まあ、それはさておきリュカのお陰で事態の深刻さを知った僕はリンクに向き直った。

「リンク……食料はもうないの?」
「……はい」
「冷蔵庫にも?」
「……これっぽちもありません」

終始肩を震わせて何故か敬語で答えてくるリンクを不思議に思ったが、それよりもやることが出来た。
僕はこの屋外に響き渡る声で皆に言った。

「二人を探しにいこっか」

出来る限りの笑顔で告げると、皆は先程のリンクのようになっていた。
よく見ると顔色も悪い。
流行りのインフルエンザだろうか。
事が終わったらドクターに頼むか。

そう思った僕は足を翻して屋敷に戻る事にした。
もちろん、問題を片付けるために。
屋敷に戻る間、誰一人と話さなかったが、気になんてとめなかった。
僕のやることはただ一つなのだから。

そんな風に怒りに燃えていた僕は知る良しもなかった。

この屋敷で逆らってはいけないランキング第一位に見事に輝いていたことを。


屋敷についた僕達はリンクの言葉に従い、リビングに向かっていた。
歩き始めて5分、本当ならもっとかかる筈の廊下をたったそれだけで突破した僕達は目的地に無事に到着した。
ドアノブを持ち、ゆっくりと開けるとそこには、マリオ組、星狐組、リンクを抜かした剣士組、カービィ組、そして残りのポケモン組もいた。
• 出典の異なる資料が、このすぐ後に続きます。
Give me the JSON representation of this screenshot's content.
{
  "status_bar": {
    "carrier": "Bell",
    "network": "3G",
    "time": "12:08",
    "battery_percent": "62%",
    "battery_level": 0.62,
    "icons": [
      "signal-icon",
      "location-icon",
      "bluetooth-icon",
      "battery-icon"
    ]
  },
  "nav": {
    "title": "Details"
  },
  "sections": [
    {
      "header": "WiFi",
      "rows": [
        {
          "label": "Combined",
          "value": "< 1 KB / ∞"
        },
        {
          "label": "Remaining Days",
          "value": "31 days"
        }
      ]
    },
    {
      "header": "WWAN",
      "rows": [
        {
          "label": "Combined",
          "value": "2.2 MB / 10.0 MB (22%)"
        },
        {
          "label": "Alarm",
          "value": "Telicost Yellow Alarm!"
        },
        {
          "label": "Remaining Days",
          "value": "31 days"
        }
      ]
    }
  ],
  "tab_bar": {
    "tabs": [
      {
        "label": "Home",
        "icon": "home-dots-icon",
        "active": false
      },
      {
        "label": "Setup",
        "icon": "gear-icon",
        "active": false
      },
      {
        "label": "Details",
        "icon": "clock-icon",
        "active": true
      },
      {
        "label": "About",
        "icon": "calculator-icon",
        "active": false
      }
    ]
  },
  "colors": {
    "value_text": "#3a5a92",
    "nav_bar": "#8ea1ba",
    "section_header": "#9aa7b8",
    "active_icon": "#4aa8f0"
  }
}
突如開いたドアに驚く彼等を見ながら、僕は迷うことなく奴らのもとに歩いた。

「ヨッシー……カービィ……」
「「はっはい!」」

呟くように名前を言うと、彼等はびしっと真っすぐ立った。
まるで棒のような立ち方に僕はクスリと笑った。

「リンクから聞いたんだけど……食料食べたってホント?」
「「ほっほんとですっ!」」
「冷蔵庫の中も?」
「「……はぃ」」
「ふーん」

双子でもないのに綺麗にハモるヨッシーとカービィ。
それほど恐ろしいのだろうと僕は他人事のように思った。

そんな二人を見ると僕は皆曰く、何処から出したのか分からない小さな手帳とペンを手に持ち言った。

「じゃあ…何食べたか言って」
「えっ?」
「あ、あの…何でですかっ?」

僕の言葉の意味が分からないのだろう。
彼等は、顔を見合わせ後、僕を見た。
その額には大量の汗が見えたが、気にする事なく続ける事にした。

「いいから言え」
「「はっはぃぃいい!!」」

恐怖のあまり裏声になる二人だったが、僕は視線に入れる事もなく、手に持っていた手帳をそっと開いた。
中には…今月やら先月等書いてある。

実はこれは、この屋敷の家計簿なのである。
王族育ちで何も分からない姫組。
王族でもないのに分からない髭組。
食べることにしか脳のない奴ら。
いつも一人の筈なのに、何も出来ない奴ら。
チームでも同じ。
それから子供達。

そんなメンバーがこの屋敷にはいる。
よって、家計簿なんて殆どの奴が付けれる筈もなく、色々あった末に僕が成り行きで付ける事となった。